Joseph Molnar, the city's assistant director of growth and opportunity, says the money can be used for things like roads, sidewalks, public buildings and development projects. “RDC must approve all the expenditure of the TIF, so if the commission came with a desire to spend money on Kennedy Park using this residential TIF, I think Kennedy Park is a clear example of one that would serve the TIF,” Molnar explained.
Some local property owners said they’d like to be able to use some of the money to upgrade existing homes. Executive director of community investment Caleb Bauer said the redevelopment commission could offer that, but there isn’t a program planned yet.
“I do think those are administratively difficult to run, those programs," Bauer said. "We do run the citywide home repair program, and so we would like to direct people first to that program before creating a new smaller-geography program.”
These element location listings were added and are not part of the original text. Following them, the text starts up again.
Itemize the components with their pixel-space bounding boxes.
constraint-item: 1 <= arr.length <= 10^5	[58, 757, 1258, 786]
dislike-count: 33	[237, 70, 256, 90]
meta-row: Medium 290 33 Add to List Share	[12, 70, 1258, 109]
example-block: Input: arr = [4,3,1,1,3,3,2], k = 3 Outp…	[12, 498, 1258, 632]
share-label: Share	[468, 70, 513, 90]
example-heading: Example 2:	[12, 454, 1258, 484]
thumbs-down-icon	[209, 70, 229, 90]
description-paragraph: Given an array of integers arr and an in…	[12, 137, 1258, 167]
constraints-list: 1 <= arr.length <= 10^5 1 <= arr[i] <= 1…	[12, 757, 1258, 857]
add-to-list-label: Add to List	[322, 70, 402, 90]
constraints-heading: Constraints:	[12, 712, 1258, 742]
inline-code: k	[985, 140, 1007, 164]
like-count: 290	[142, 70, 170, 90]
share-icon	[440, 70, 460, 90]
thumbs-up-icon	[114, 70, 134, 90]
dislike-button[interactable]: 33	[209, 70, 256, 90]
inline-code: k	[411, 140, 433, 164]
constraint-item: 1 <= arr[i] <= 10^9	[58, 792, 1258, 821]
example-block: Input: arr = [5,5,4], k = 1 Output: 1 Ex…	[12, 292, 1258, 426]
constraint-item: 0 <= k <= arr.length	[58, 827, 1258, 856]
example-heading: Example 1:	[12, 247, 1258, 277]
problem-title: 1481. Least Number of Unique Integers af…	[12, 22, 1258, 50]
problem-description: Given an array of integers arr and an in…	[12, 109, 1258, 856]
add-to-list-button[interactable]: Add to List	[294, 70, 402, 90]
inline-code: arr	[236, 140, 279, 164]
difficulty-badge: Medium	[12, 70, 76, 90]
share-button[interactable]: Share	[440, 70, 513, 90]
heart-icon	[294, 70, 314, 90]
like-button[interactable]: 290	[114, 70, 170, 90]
Redevelopment officials stressed that the city isn’t looking to buy up existing homes, and that the new TIF wouldn’t raise taxes directly. But some residents worried that future improvements would raise property values and price them out.
Still, redevelopment commission member Eli Wax said the TIF will provide dedicated funding for improvements, without having to raise taxes. “This is a neighborhood that, like many of the core neighborhoods in the interior of South Bend, while having a heyday many decades ago, has spent decades deteriorating in many ways,” Wax said.
He said it’s too early to discuss specific projects, since the TIF will take a few years to start generating revenue, but he’d like to see opportunities to help individual homeowners directly.